A few months ago we wrote that Tallinn was was one of the finalists to become the European Green Capital 2023. The city has run for the award several times before, in 2018, 2019, 2020, and 2022 and has been a finalist more than once, but has never managed to make it to the top step of the podium, until now.
Last week, at the fifth attempt...
Tallinn was announced as the European Green Capital 2023.
Tallinn beat out 15 other cities across Europe to take the title, including Dublin, Belgrade, Helsingborg, and a quartet of Polish cities; Warsaw, Gdansk, Krakow, and Rzeszów.
Along with the environmental recognition and public attention, the Estonian capital will be granted a financial prize of €600,000. The prize is intended to be used to fund new initiatives and projects to support the city’s environmental sustainability.
At the same time as the announcement of the European Green Capital for 2023, the European Commission announced the European Green Leaf award for 2022, which went jointly to the Portuguese city of Valongo and Winterswijk in the Netherlands.
Speaking during the ceremony in Lahti, Finland, the current Green Capital, EU Commissioner for Environment, Oceans and Fisheries, Virginijus Sinkevičius highlighted the important role of cities in achieving the green transition called for in the European Green Deal
“The cities of Tallinn, Valongo and Winterswijk have demonstrated commitment and concrete actions to create healthier, better and greener places for their citizens. Despite another year under Covid-19 constraints, the ambitions for a green transition remain high. The winners this year have convinced us of their ability to go the extra mile for sustainability and lead the way in creating cities that are fit for life”
According to a statement released by the commission, ‘Tallinn impressed the international Jury with their systemic approach to green governance and interlinked strategic goals, which reflect the ambitions of the European Green Deal. As one of the best-preserved medieval cities in Europe and a UNESCO World Heritage Site, Tallinn is characterized by a diverse and mosaic nature of its landscapes and communities, which also serve as habitats for rare species.’
Tallinn's bid for sustainability and for the award is based around four core concepts:
- improving the energy efficiency and indoor climate of buildings,
- reducing carbon emissions including by incentivizing people to travel by car less often,
- preserving and increasing biological diversity in the city,
- creating a circular economy.
Among the things that impressed the jury were the city's holistic approach, the (slightly controversial) free public transport in the city, and the conversion of brownfield sites to new uses, like the Pollinator Highway park which has converted almost 13 kilometers of unused space into urban meadows.
After receiving the award, Mayor of Tallinn, Mihhail Kõlvart said: "For us, a green capital means that Tallinn is inviting, comfortable, and clean - a city of the future."

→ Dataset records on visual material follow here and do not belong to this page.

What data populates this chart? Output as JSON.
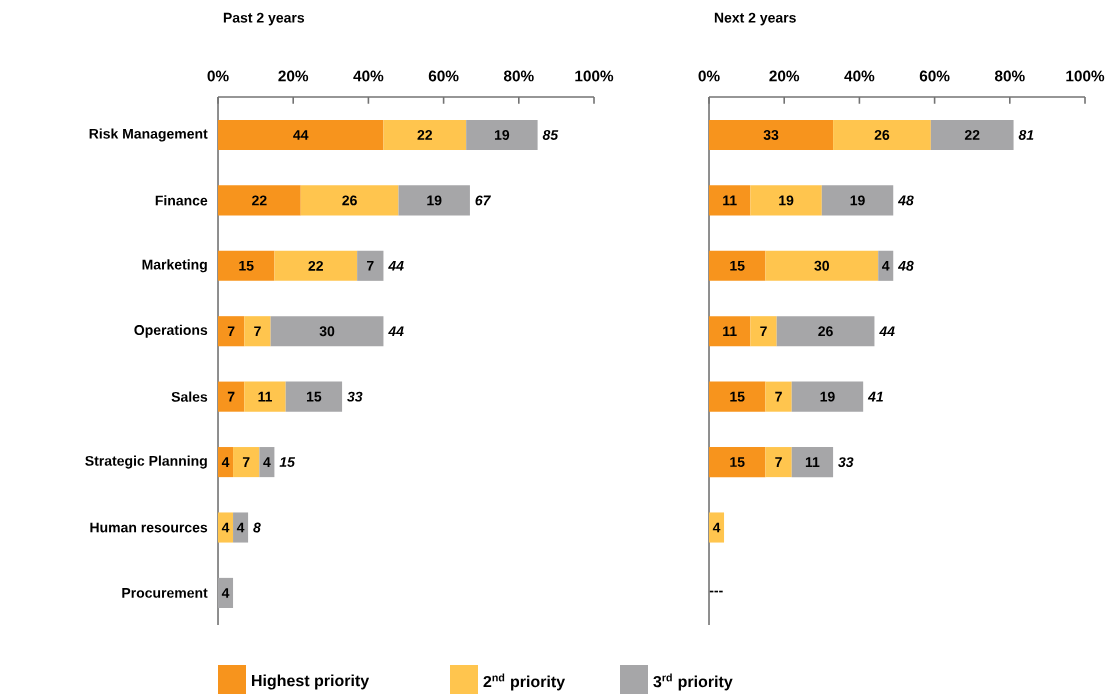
{
  "chart_data": [
    {
      "type": "bar",
      "orientation": "horizontal",
      "stacked": true,
      "title": "Past 2 years",
      "categories": [
        "Risk Management",
        "Finance",
        "Marketing",
        "Operations",
        "Sales",
        "Strategic Planning",
        "Human resources",
        "Procurement"
      ],
      "series": [
        {
          "name": "Highest priority",
          "color": "#f7941d",
          "values": [
            44,
            22,
            15,
            7,
            7,
            4,
            null,
            null
          ]
        },
        {
          "name": "2$^{nd}$ priority",
          "color": "#ffc54e",
          "values": [
            22,
            26,
            22,
            7,
            11,
            7,
            4,
            null
          ]
        },
        {
          "name": "3$^{rd}$ priority",
          "color": "#a6a6a8",
          "values": [
            19,
            19,
            7,
            30,
            15,
            4,
            4,
            4
          ]
        }
      ],
      "totals": [
        "85",
        "67",
        "44",
        "44",
        "33",
        "15",
        "8",
        null
      ],
      "xlim": [
        0,
        100
      ],
      "xticks": [
        {
          "value": 0,
          "label": "0%"
        },
        {
          "value": 20,
          "label": "20%"
        },
        {
          "value": 40,
          "label": "40%"
        },
        {
          "value": 60,
          "label": "60%"
        },
        {
          "value": 80,
          "label": "80%"
        },
        {
          "value": 100,
          "label": "100%"
        }
      ],
      "data_labels": true,
      "legend": "bottom",
      "grid": false
    },
    {
      "type": "bar",
      "orientation": "horizontal",
      "stacked": true,
      "title": "Next 2 years",
      "categories": [
        null,
        null,
        null,
        null,
        null,
        null,
        null,
        null
      ],
      "series": [
        {
          "color": "#f7941d",
          "values": [
            33,
            11,
            15,
            11,
            15,
            15,
            null,
            null
          ]
        },
        {
          "color": "#ffc54e",
          "values": [
            26,
            19,
            30,
            7,
            7,
            7,
            4,
            null
          ]
        },
        {
          "color": "#a6a6a8",
          "values": [
            22,
            19,
            4,
            26,
            19,
            11,
            null,
            null
          ]
        }
      ],
      "totals": [
        "81",
        "48",
        "48",
        "44",
        "41",
        "33",
        null,
        null
      ],
      "annotations": [
        "---"
      ],
      "xlim": [
        0,
        100
      ],
      "xticks": [
        {
          "value": 0,
          "label": "0%"
        },
        {
          "value": 20,
          "label": "20%"
        },
        {
          "value": 40,
          "label": "40%"
        },
        {
          "value": 60,
          "label": "60%"
        },
        {
          "value": 80,
          "label": "80%"
        },
        {
          "value": 100,
          "label": "100%"
        }
      ],
      "data_labels": true,
      "tick_labels": "x",
      "grid": false
    }
  ]
}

What is the Green Capital?
Awarded since 2010, the Green Capital award was created to recognise the efforts of cities that ‘preserve and improve an environment that supports both the living environment and the economy’. The winning cities should act as role models to other cities in sustainable development and promote a wider improvement of the sustainability of urban living across Europe.
To qualify cities must have a population of more than 100,000, with smaller cities and towns able to compete for the European Green Leaf award.
Tallinn will also lead a newly launched network of 19 European cities, which aims to implement the UN Sustainable Development Goals at the local level, focusing among other things on poverty eradication, gender equality, clean water, climate change, sustainable cities and energy sustainability, economic growth and employment.